Baseball is long. Games that go nine innings and breeze past three and a half hours, seasons that fill 162 games over about six months out of the year, and a history that goes back almost 200 years to before the Civil War––there’s no denying that baseball is an old, long, and slow game. On the one hand its pace and disregard for modern attention spans is part of what makes it such a beautiful, timeless, and essential element of American culture. On the other hand, sometimes the game just needs a break. And what has always separated baseball from say, the opera or some other high brow form of entertainment, is that for all of its centuries old history and traditions, baseball has never taken itself so seriously that it won’t enjoy a little mid-game intermission to let a bunch of guys in oversized sausage suits race each other across the outfield.

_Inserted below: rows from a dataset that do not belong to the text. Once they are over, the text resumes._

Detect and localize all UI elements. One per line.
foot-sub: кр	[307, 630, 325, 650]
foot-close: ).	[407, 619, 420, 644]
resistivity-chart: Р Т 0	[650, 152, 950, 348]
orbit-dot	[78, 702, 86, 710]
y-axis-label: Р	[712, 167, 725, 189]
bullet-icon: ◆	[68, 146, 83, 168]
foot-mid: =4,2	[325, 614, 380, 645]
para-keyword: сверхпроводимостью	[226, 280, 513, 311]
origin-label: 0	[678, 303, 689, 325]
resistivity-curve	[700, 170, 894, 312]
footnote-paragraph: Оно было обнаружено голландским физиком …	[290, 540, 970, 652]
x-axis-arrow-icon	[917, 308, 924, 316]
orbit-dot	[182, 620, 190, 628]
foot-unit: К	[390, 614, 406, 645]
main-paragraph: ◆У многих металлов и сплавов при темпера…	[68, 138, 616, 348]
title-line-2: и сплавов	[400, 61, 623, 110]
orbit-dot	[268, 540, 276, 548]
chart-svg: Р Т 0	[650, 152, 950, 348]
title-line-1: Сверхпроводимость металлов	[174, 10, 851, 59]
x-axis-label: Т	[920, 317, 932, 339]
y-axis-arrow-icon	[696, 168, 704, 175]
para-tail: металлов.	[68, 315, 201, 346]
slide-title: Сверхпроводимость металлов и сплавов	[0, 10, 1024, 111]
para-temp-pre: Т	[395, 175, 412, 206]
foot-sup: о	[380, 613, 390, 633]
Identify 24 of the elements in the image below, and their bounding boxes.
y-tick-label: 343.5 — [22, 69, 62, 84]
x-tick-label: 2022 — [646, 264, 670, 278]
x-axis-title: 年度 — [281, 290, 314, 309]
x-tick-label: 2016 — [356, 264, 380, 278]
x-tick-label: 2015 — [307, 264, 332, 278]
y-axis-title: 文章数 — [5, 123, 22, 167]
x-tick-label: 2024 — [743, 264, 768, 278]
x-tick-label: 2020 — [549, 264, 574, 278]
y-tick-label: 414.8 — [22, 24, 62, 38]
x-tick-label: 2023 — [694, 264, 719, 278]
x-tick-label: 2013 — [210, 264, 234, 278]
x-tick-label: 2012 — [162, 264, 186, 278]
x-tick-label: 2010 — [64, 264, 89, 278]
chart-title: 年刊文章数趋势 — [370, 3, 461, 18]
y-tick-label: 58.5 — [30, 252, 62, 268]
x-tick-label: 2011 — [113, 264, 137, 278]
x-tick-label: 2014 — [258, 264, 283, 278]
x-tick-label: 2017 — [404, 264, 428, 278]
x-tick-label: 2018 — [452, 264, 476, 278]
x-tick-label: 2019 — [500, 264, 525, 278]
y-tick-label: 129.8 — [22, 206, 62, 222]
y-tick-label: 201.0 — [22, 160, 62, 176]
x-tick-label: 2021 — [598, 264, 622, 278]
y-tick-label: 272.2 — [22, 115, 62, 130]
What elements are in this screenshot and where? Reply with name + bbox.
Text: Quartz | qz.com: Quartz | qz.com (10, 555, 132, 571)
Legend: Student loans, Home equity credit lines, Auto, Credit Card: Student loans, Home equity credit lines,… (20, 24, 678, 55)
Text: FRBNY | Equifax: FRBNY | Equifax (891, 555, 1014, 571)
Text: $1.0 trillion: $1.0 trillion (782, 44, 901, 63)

Mascot races are just one way baseball teams have come up with ways to liven up the experience of live games.

While the tradition of the seventh inning stretch dates back to around the 1870s, it wasn’t until the 1970s when baseball really began to add some life to the breaks in the game. In Chicago, the White Sox’ (and later the Cubs’) eccentric play by play man Harry Caray began regularly singing “Take Me Out to the Ballgame” to the home crowd. While a broadcaster singing an old song during a break might not have typically been so groundbreaking, Caray had such a singular presence, like Ol’ Dirty Bastard inhabiting the body of Rodney Dangerfield, that these seventh inning performances quickly became iconic and the tradition of the fans singing along to the song soon spread throughout the league.

Charles O. Finley, Owner of the A's came up with all sorts of ideas and gimmicks to stand out from the crowd including flourescent orange colored balls.

Around that same time in Oakland, insurance-salesman-turned-A’s-owner Charlie Finley sought to upend the stuffy traditionalists of baseball by trying out all kinds of experimental gimmicks, from brightly colored uniforms and high-vis orange baseballs, to paying his players bonuses to grow extravagant mustaches, to devising a mechanical rabbit that would deliver new balls from behind home plate. While many of Finley’s more avant-garde ideas didn’t last long, the on-field success and style of his 1970s A’s injected much-needed irreverence and flavor into the game.

The Freeze making a fool of yet another unsuspecting fan as Braves players enjoy the spectacle.

Today, in-game entertainment ranges from the Yankees’ serious renditions of “God Bless America” to the Brewers’ Sausage Race to Atlanta’s now-famous “Beat the Freeze,” in which a semi-anonymous former college sprinter races head to head against a random fan who is given a sizable head start. To see a stadium absolutely rapt by an ordinary person in cargo shorts and an ill-fitting jersey stumbling at full speed in pure desperation as a man in an electric blue bodysuit and matching ski goggles inevitably hunts them down, is to be reminded that while baseball may be as steeped in history and tradition as anything else in American culture, part of that tradition is that it always finds time to be wacky and fun.